The United States can strike Iran’s nuclear facilities to prevent Iran from making weapons-grade uranium, but once it has the fissile material, the game is over. At that point, our options would be reduced to either beginning an operation to topple the regime — which would most likely require ground forces — or simply praying that Tehran doesn’t weaponize. Neither is attractive.
A more reasonable set of red lines would include advances that would greatly shrink Iran’s dash time to a bomb, such as building additional covert facilities, installing advanced centrifuges at Natanz or Qom, maintaining larger stockpiles of low-enriched uranium, enriching beyond 20 percent, kicking out international inspectors, or conducting certain weaponization-related research.
Clearly articulating the red lines that Iran cannot cross would place the last clear chance to avoid a confrontation squarely on its shoulders. If Iran is willing to put hard ceilings on all aspects of its nuclear program, it can avoid a near-term conflict, but if it pushes forward, it will invite a strike that will be much more painful for itself than it is for the United States. After all, Washington has a spectrum of viable military options, including a limited strike against a few key nuclear facilities, as well as a broader bombing campaign that could destroy the Iranian military and destabilize the regime. The response could be commensurate to the seriousness of Iran’s transgressions.
This proactive approach should help calm nerves in the region about Obama’s mettle, and could forestall Israel from taking matters into its own hands.
Some will argue that articulating red lines would legitimize Iran’s activities thus far. But the confidence-building measures the international community has previously put on the table — such as fuel-swap proposals — have already had that effect, even if unintentionally. Red lines could be outlined in a way that does not undermine the Security Council’s demands that Iran halt all enrichment activities and answer the International Atomic Energy Agency’s questions about possible military dimensions of its program. The benefits of being clear about what we cannot accept outweigh the possible costs.

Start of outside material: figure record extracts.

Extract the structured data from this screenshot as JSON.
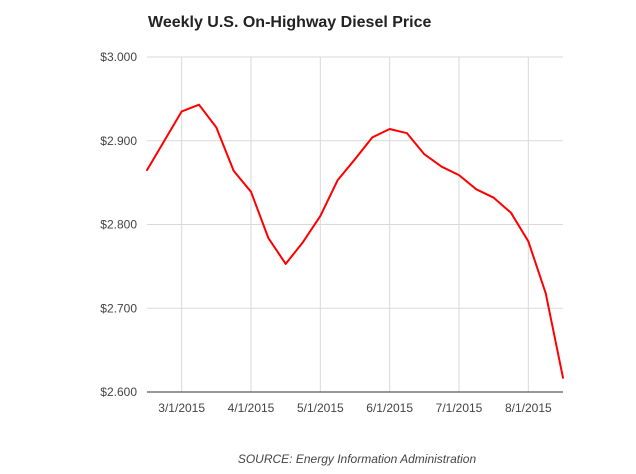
{
  "chart_data": {
    "type": "line",
    "title": "Weekly U.S. On-Highway Diesel Price",
    "source": "SOURCE: Energy Information Administration",
    "xlabel": "",
    "ylabel": "",
    "grid": true,
    "legend": "none",
    "ylim": [
      2.6,
      3.0
    ],
    "y_ticks": [
      2.6,
      2.7,
      2.8,
      2.9,
      3.0
    ],
    "y_tick_labels": [
      "$2.600",
      "$2.700",
      "$2.800",
      "$2.900",
      "$3.000"
    ],
    "x_tick_labels": [
      "3/1/2015",
      "4/1/2015",
      "5/1/2015",
      "6/1/2015",
      "7/1/2015",
      "8/1/2015"
    ],
    "x_tick_week_index": [
      1.0,
      3.0,
      5.0,
      7.0,
      9.0,
      11.0
    ],
    "week_range": [
      0,
      12
    ],
    "series": [
      {
        "name": "Diesel Price",
        "color": "#ff0000",
        "x": [
          0,
          1,
          1.5,
          2,
          2.5,
          3,
          3.5,
          4,
          4.5,
          5,
          5.5,
          6,
          6.5,
          7,
          7.5,
          8,
          8.5,
          9,
          9.5,
          10,
          10.5,
          11,
          11.5,
          12
        ],
        "values": [
          2.865,
          2.935,
          2.943,
          2.916,
          2.864,
          2.839,
          2.784,
          2.753,
          2.779,
          2.81,
          2.853,
          2.878,
          2.904,
          2.914,
          2.909,
          2.884,
          2.869,
          2.859,
          2.842,
          2.832,
          2.814,
          2.78,
          2.718,
          2.617
        ]
      }
    ],
    "colors": {
      "line": "#ff0000",
      "grid": "#d9d9d9",
      "baseline": "#333333",
      "text": "#444444"
    }
  }
}
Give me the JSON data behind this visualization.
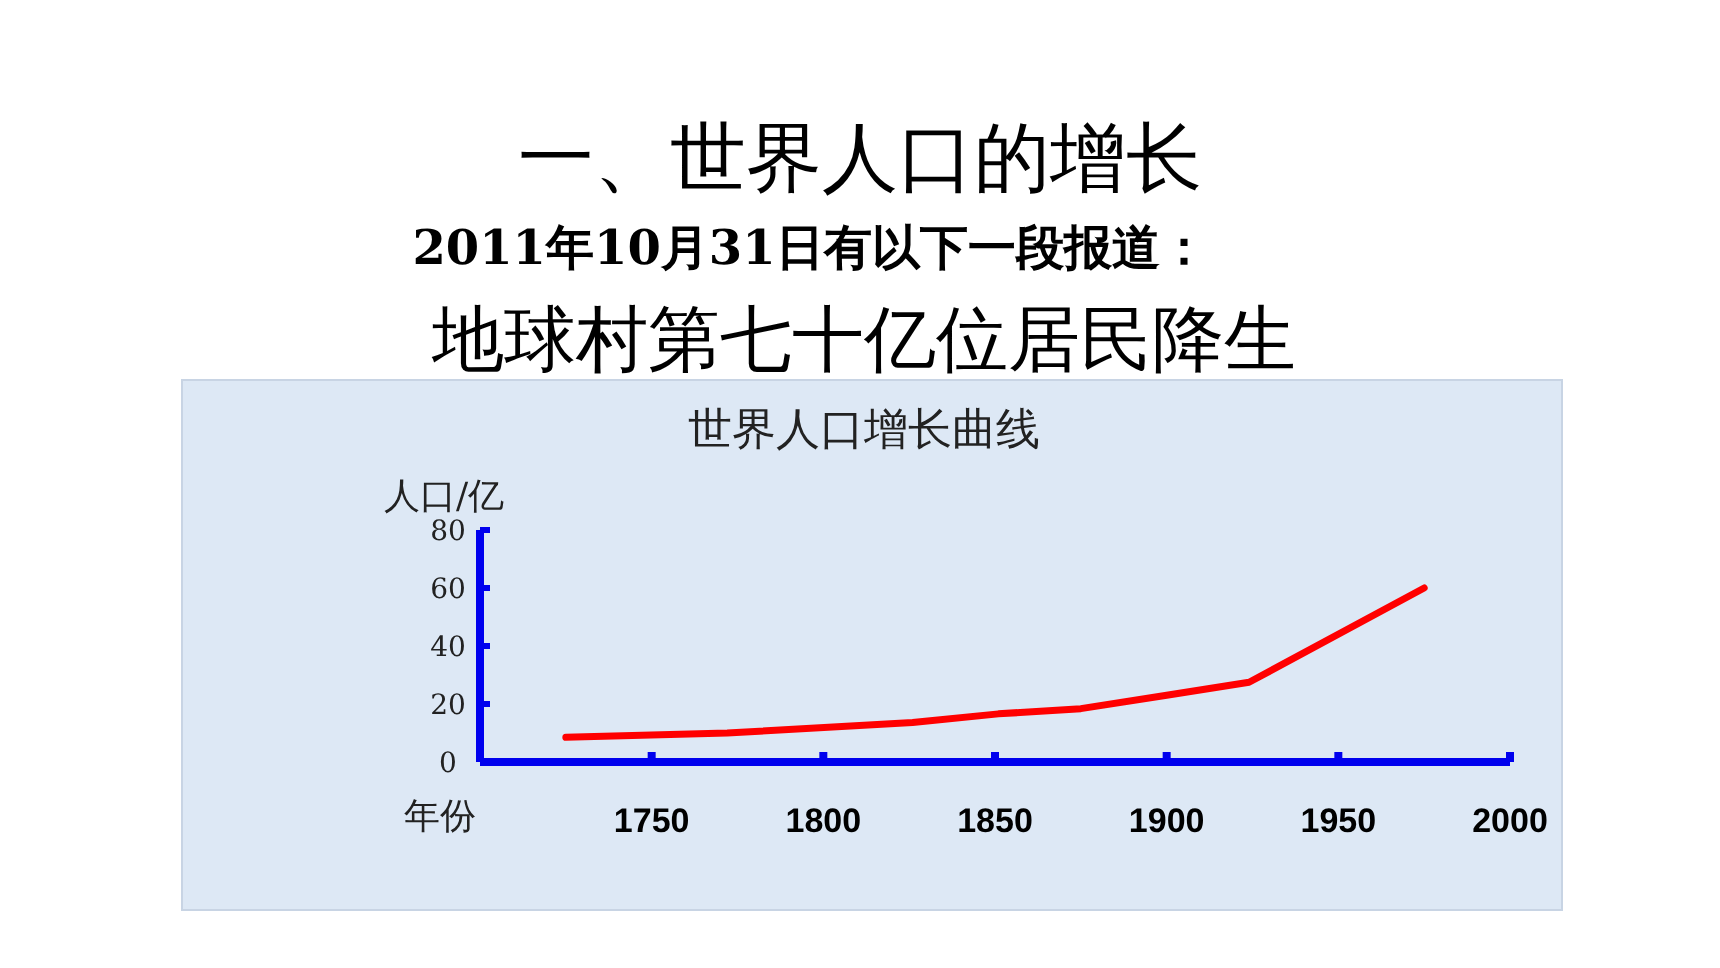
{
  "chart_data": {
    "type": "line",
    "title": "世界人口增长曲线",
    "ylabel": "人口/亿",
    "xlabel": "年份",
    "annotations": [
      "一、世界人口的增长",
      "2011年10月31日有以下一段报道：",
      "地球村第七十亿位居民降生"
    ],
    "x": [
      1725,
      1772,
      1826,
      1851,
      1875,
      1900,
      1924,
      1975
    ],
    "series": [
      {
        "color": "#ff0000",
        "values": [
          8.5,
          10,
          13.6,
          16.6,
          18.4,
          23,
          27.5,
          60
        ]
      }
    ],
    "xlim": [
      1700,
      2000
    ],
    "xticks": [
      1750,
      1800,
      1850,
      1900,
      1950,
      2000
    ],
    "ylim": [
      0,
      80
    ],
    "yticks": [
      0,
      20,
      40,
      60,
      80
    ],
    "grid": false,
    "marker": "none",
    "line_style": "solid"
  }
}
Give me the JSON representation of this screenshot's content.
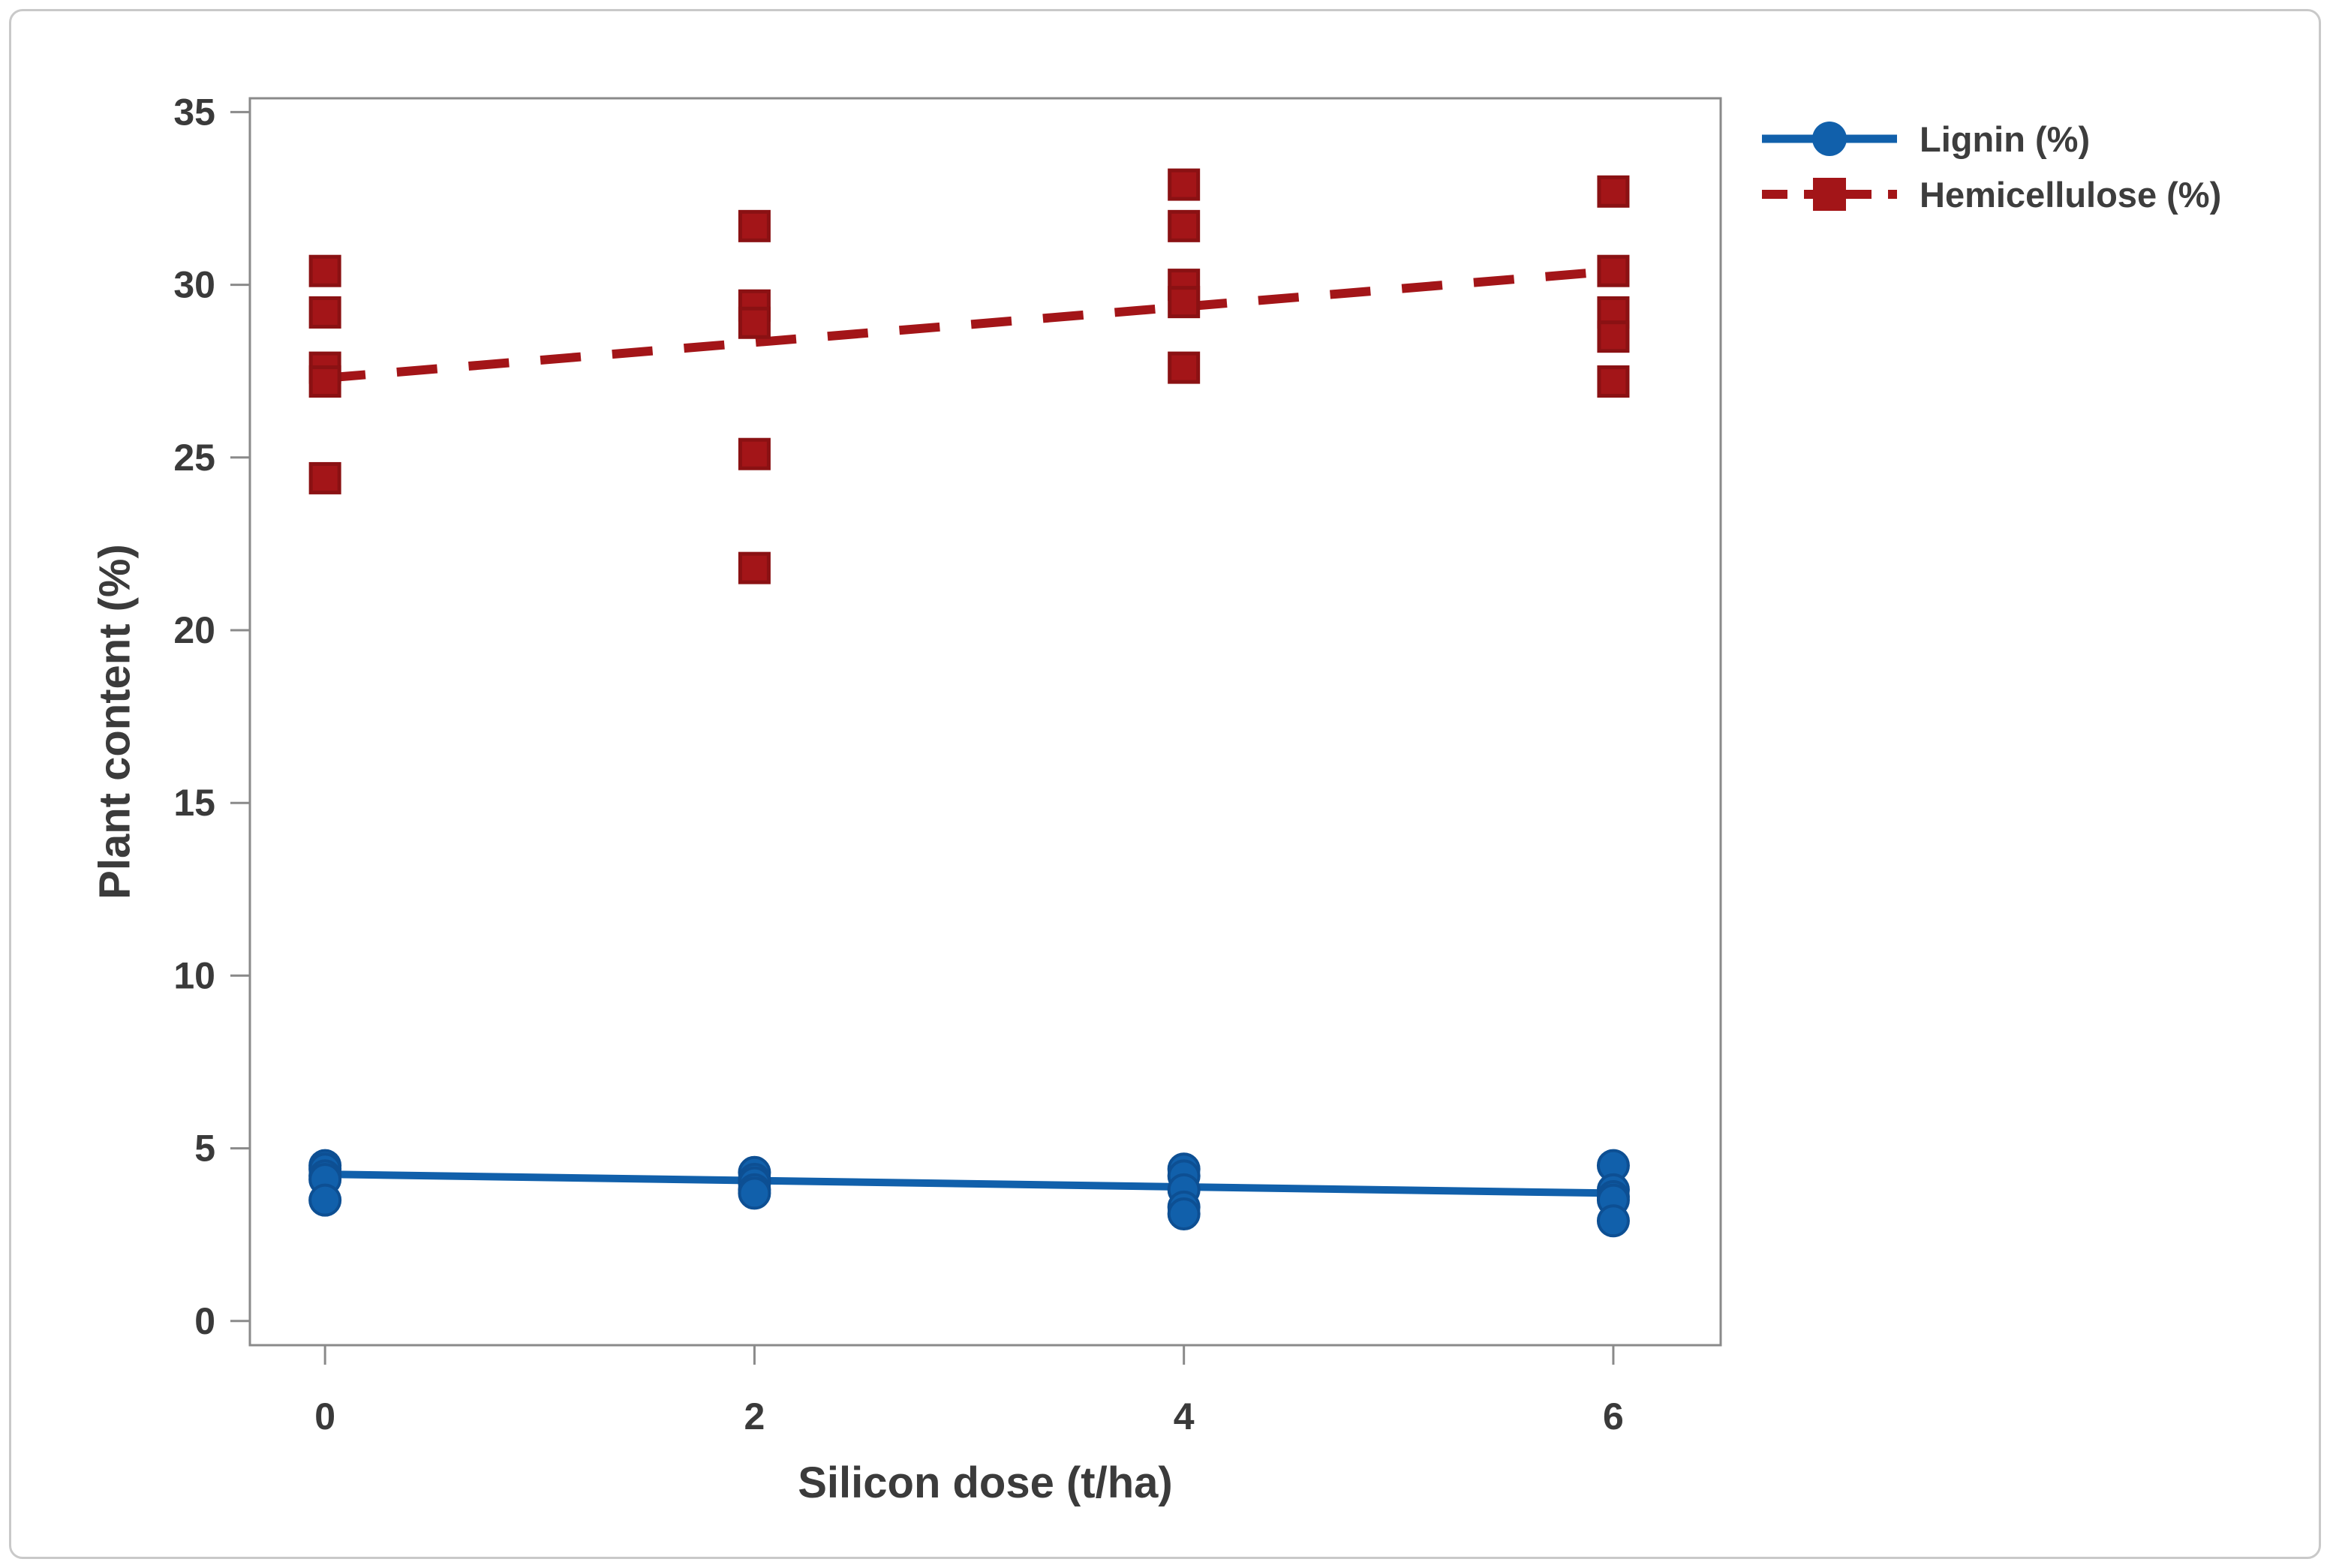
{
  "chart_data": {
    "type": "scatter",
    "title": "",
    "xlabel": "Silicon dose (t/ha)",
    "ylabel": "Plant content (%)",
    "x_ticks": [
      0,
      2,
      4,
      6
    ],
    "y_ticks": [
      0,
      5,
      10,
      15,
      20,
      25,
      30,
      35
    ],
    "xlim": [
      -0.35,
      6.5
    ],
    "ylim": [
      -0.7,
      35.4
    ],
    "grid": false,
    "legend_position": "top-right-outside",
    "frame_color": "#8a8a8a",
    "tick_text_color": "#3a3a3a",
    "series": [
      {
        "name": "Lignin (%)",
        "marker": "circle",
        "line_style": "solid",
        "color": "#1160ab",
        "marker_edge": "#0d4f93",
        "points": [
          [
            0,
            4.5
          ],
          [
            0,
            4.4
          ],
          [
            0,
            4.2
          ],
          [
            0,
            4.1
          ],
          [
            0,
            3.5
          ],
          [
            2,
            4.3
          ],
          [
            2,
            4.1
          ],
          [
            2,
            4.0
          ],
          [
            2,
            3.8
          ],
          [
            2,
            3.7
          ],
          [
            4,
            4.4
          ],
          [
            4,
            4.2
          ],
          [
            4,
            3.8
          ],
          [
            4,
            3.3
          ],
          [
            4,
            3.1
          ],
          [
            6,
            4.5
          ],
          [
            6,
            3.8
          ],
          [
            6,
            3.6
          ],
          [
            6,
            3.5
          ],
          [
            6,
            2.9
          ]
        ],
        "trend": {
          "x1": 0,
          "y1": 4.25,
          "x2": 6,
          "y2": 3.7
        }
      },
      {
        "name": "Hemicellulose (%)",
        "marker": "square",
        "line_style": "dashed",
        "color": "#a31518",
        "marker_edge": "#8a1113",
        "points": [
          [
            0,
            30.4
          ],
          [
            0,
            29.2
          ],
          [
            0,
            27.6
          ],
          [
            0,
            27.2
          ],
          [
            0,
            24.4
          ],
          [
            2,
            31.7
          ],
          [
            2,
            29.4
          ],
          [
            2,
            28.9
          ],
          [
            2,
            25.1
          ],
          [
            2,
            21.8
          ],
          [
            4,
            32.9
          ],
          [
            4,
            31.7
          ],
          [
            4,
            30.0
          ],
          [
            4,
            29.5
          ],
          [
            4,
            27.6
          ],
          [
            6,
            32.7
          ],
          [
            6,
            30.4
          ],
          [
            6,
            29.2
          ],
          [
            6,
            28.5
          ],
          [
            6,
            27.2
          ]
        ],
        "trend": {
          "x1": 0,
          "y1": 27.3,
          "x2": 6,
          "y2": 30.4
        }
      }
    ]
  }
}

No one wants military action. But drawing red lines linked to the guaranteed use of force by Washington and its allies could be the best way to avoid conflict. Iran temporarily halted key aspects of its nuclear program when it faced what it deemed the real potential of a U.S. military attack after the invasion of Iraq in 2003.
Only if Iran’s leaders again fully understand that future nuclear advances would result in a devastating military strike will they be deterred from inching closer to nuclear weapons, which would menace international peace and security for decades.
Jamie Fly, executive director of the Foreign Policy Initiative, served as director for counterproliferation strategy on the National Security Council staff of the George W. Bush administration. Matthew Kroenig, a Stanton nuclear security fellow at the Council on Foreign Relations, served as adviser on Middle East policy in the office of the secretary of defense from 2010 to 2011.